Epoch 1, Step 0, Loss: 1.2426
Epoch 1, Step 100, Loss: 1.0985
Epoch 1 Finished, Avg Loss: 1.1021
Epoch 2, Step 0, Loss: 1.0668
Epoch 2, Step 100, Loss: 1.1094
Epoch 2 Finished, Avg Loss: 1.0996
Epoch 3, Step 0, Loss: 1.1063
Epoch 3, Step 100, Loss: 1.0919
Epoch 3 Finished, Avg Loss: 1.0991


In [16]:
import torch

# Save model
torch.save(sbert_model.state_dict(), "sbert_model.pth")

print("Model saved successfully!")


Model saved successfully!


In [17]:
import pickle

with open("vocab.pkl", "wb") as f:
    pickle.dump(word2idx, f)

print("Vocabulary saved successfully!")


Vocabulary saved successfully!


# Task 3 - Evaluation and Analysis

In [18]:
# Evaluation metrices

from sklearn.metrics import accuracy_score, precision_recall_fscore_support, confusion_matrix
import numpy as np

def evaluate(model, dataloader, device):
    model.eval()
    
    all_preds = []
    all_labels = []

    with torch.no_grad():
        for s1, s2, labels in dataloader:
            s1 = s1.to(device)
            s2 = s2.to(device)
            labels = labels.to(device)

            logits = model(s1, s2)
            preds = torch.argmax(logits, dim=1)

            all_preds.extend(preds.cpu().numpy())
            all_labels.extend(labels.cpu().numpy())

    # Convert to numpy
    all_preds = np.array(all_preds)
    all_labels = np.array(all_labels)

    # Metrics
    accuracy = accuracy_score(all_labels, all_preds)
    precision, recall, f1, _ = precision_recall_fscore_support(
        all_labels, all_preds, average='weighted'
    )
    cm = confusion_matrix(all_labels, all_preds)

    return accuracy, precision, recall, f1, cm


In [19]:
accuracy, precision, recall, f1, cm = evaluate(sbert_model, dev_loader, device)

print("Accuracy :", accuracy)
print("Precision:", precision)
print("Recall   :", recall)
print("F1-score :", f1)
print("Confusion Matrix:\n", cm)


Accuracy : 0.396
Precision: 0.26448491782816724
Recall   : 0.396
F1-score : 0.3170995508982036
Confusion Matrix:
 [[190   0 139]
 [184   0 149]
 [132   0 206]]


  _warn_prf(average, modifier, f"{metric.capitalize()} is", result.shape[0])


In [20]:
import pandas as pd

results = {
    "Metric": ["Accuracy", "Precision", "Recall", "F1-score"],
    "Score": [accuracy, precision, recall, f1]
}

df = pd.DataFrame(results)
print(df)


      Metric     Score
0   Accuracy  0.396000
1  Precision  0.264485
2     Recall  0.396000
3   F1-score  0.317100


### Limitations and Challenges

There are several challenges that had been faced while implementing these models. 

Firstly, there has been limitation in obtaining the two datasets (English Wikipedia and SNLI) directly from URL as most of the servers have been blocked for direct use.
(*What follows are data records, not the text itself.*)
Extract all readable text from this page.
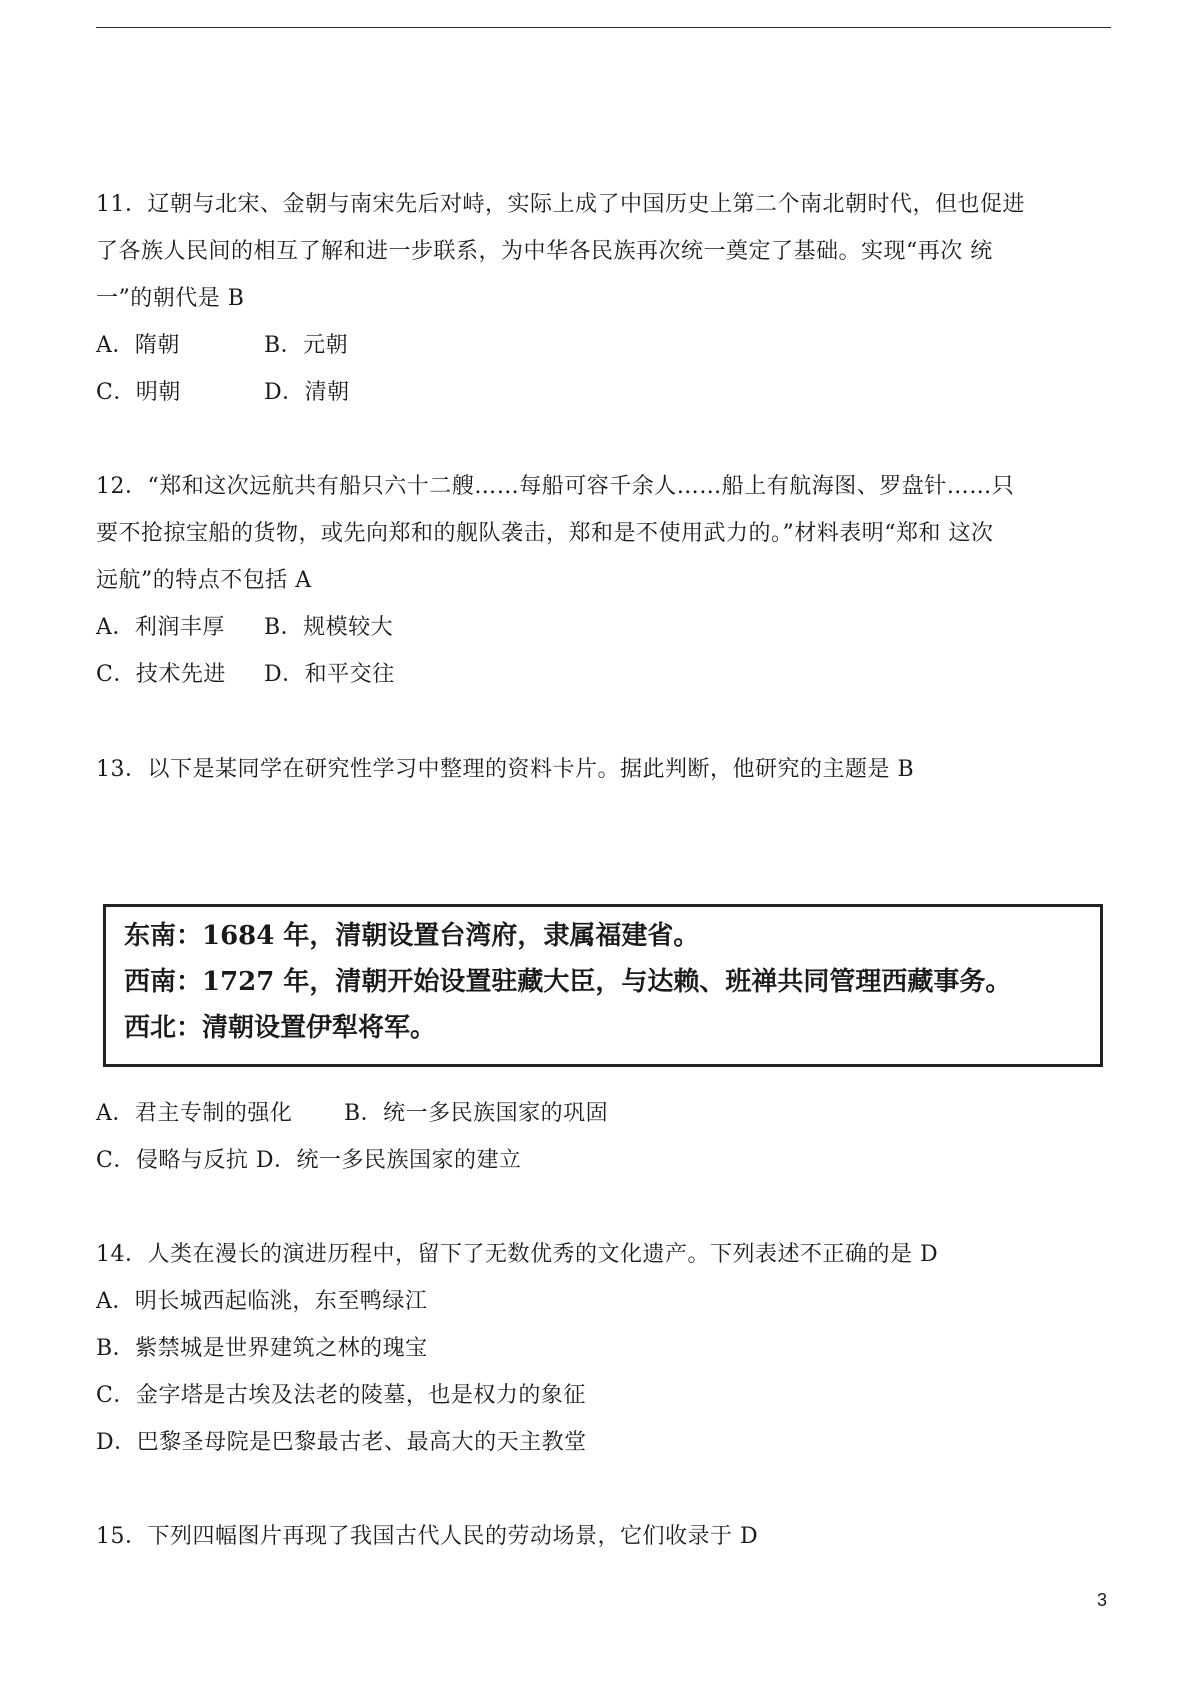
11．辽朝与北宋、金朝与南宋先后对峙，实际上成了中国历史上第二个南北朝时代，但也促进
了各族人民间的相互了解和进一步联系，为中华各民族再次统一奠定了基础。实现“再次 统
一”的朝代是 B
A．隋朝	B．元朝
C．明朝	D．清朝
12．“郑和这次远航共有船只六十二艘……每船可容千余人……船上有航海图、罗盘针……只
要不抢掠宝船的货物，或先向郑和的舰队袭击，郑和是不使用武力的。”材料表明“郑和 这次
远航”的特点不包括 A
A．利润丰厚 B．规模较大
C．技术先进 D．和平交往
13．以下是某同学在研究性学习中整理的资料卡片。据此判断，他研究的主题是 B
东南：1684 年，清朝设置台湾府，隶属福建省。
西南：1727 年，清朝开始设置驻藏大臣，与达赖、班禅共同管理西藏事务。
西北：清朝设置伊犁将军。
A．君主专制的强化 B．统一多民族国家的巩固
C．侵略与反抗 D．统一多民族国家的建立
14．人类在漫长的演进历程中，留下了无数优秀的文化遗产。下列表述不正确的是 D
A．明长城西起临洮，东至鸭绿江
B．紫禁城是世界建筑之林的瑰宝
C．金字塔是古埃及法老的陵墓，也是权力的象征
D．巴黎圣母院是巴黎最古老、最高大的天主教堂
15．下列四幅图片再现了我国古代人民的劳动场景，它们收录于 D
3
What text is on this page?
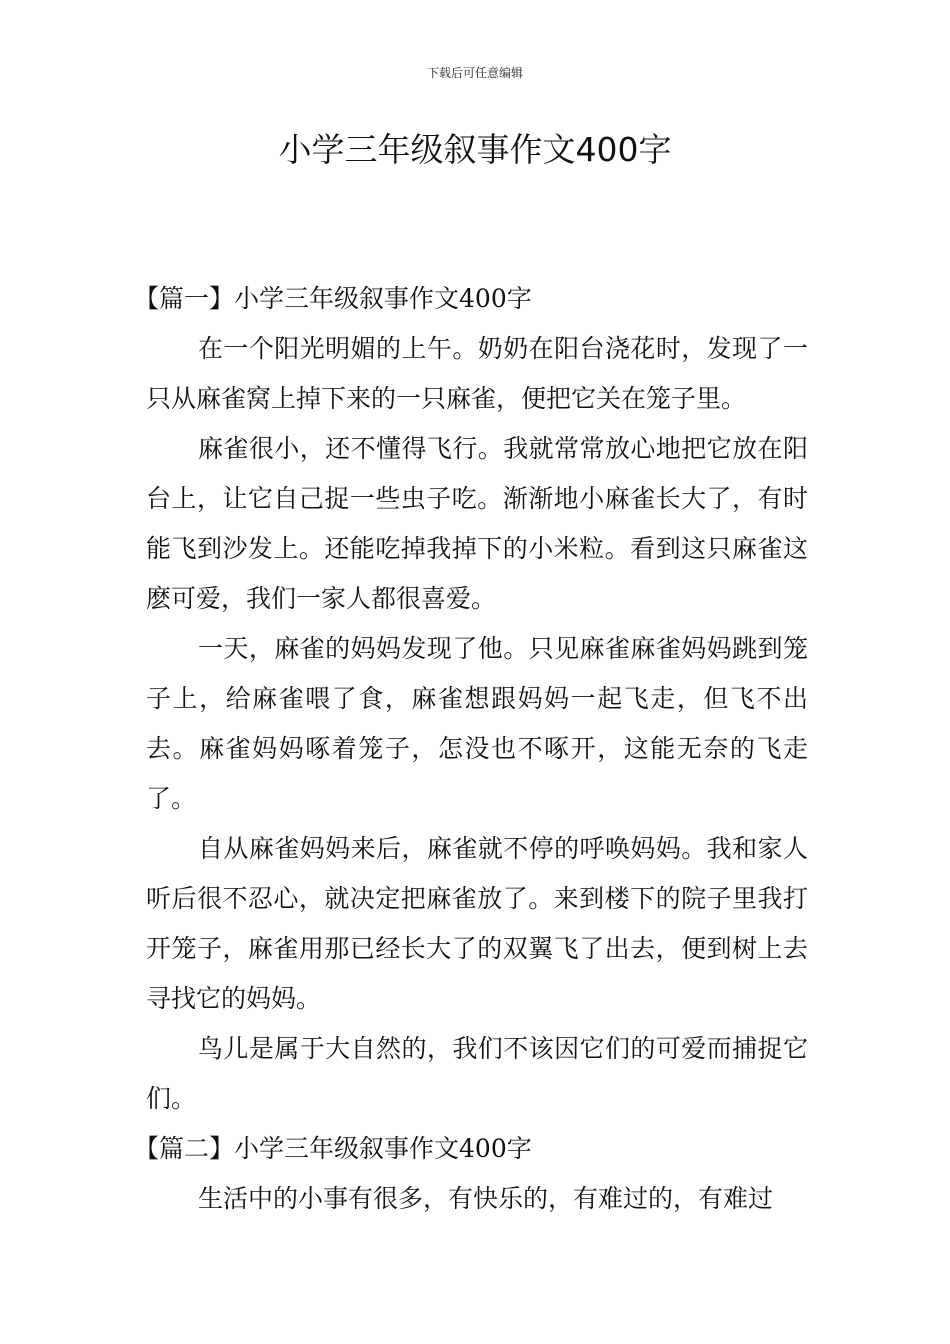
下载后可任意编辑
小学三年级叙事作文400字

【篇一】小学三年级叙事作文400字

在一个阳光明媚的上午。奶奶在阳台浇花时，发现了一只从麻雀窝上掉下来的一只麻雀，便把它关在笼子里。

麻雀很小，还不懂得飞行。我就常常放心地把它放在阳台上，让它自己捉一些虫子吃。渐渐地小麻雀长大了，有时能飞到沙发上。还能吃掉我掉下的小米粒。看到这只麻雀这麽可爱，我们一家人都很喜爱。

一天，麻雀的妈妈发现了他。只见麻雀麻雀妈妈跳到笼子上，给麻雀喂了食，麻雀想跟妈妈一起飞走，但飞不出去。麻雀妈妈啄着笼子，怎没也不啄开，这能无奈的飞走了。

自从麻雀妈妈来后，麻雀就不停的呼唤妈妈。我和家人听后很不忍心，就决定把麻雀放了。来到楼下的院子里我打开笼子，麻雀用那已经长大了的双翼飞了出去，便到树上去寻找它的妈妈。

鸟儿是属于大自然的，我们不该因它们的可爱而捕捉它们。

【篇二】小学三年级叙事作文400字

生活中的小事有很多，有快乐的，有难过的，有难过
To overcome this, various datasets from reliable resources (in this case - Kaggle) are browsed and downloaded manually into the machine and loaded into the notebook. 

Moreover, it took more than days to train the model without errors as tokenization needs further adjustments in merging the models with the first and second tasks. Another thing that has been learnt from this assignment is that data to be trained should be divided effectively from the original dataset as it makes the training time faster and efficient.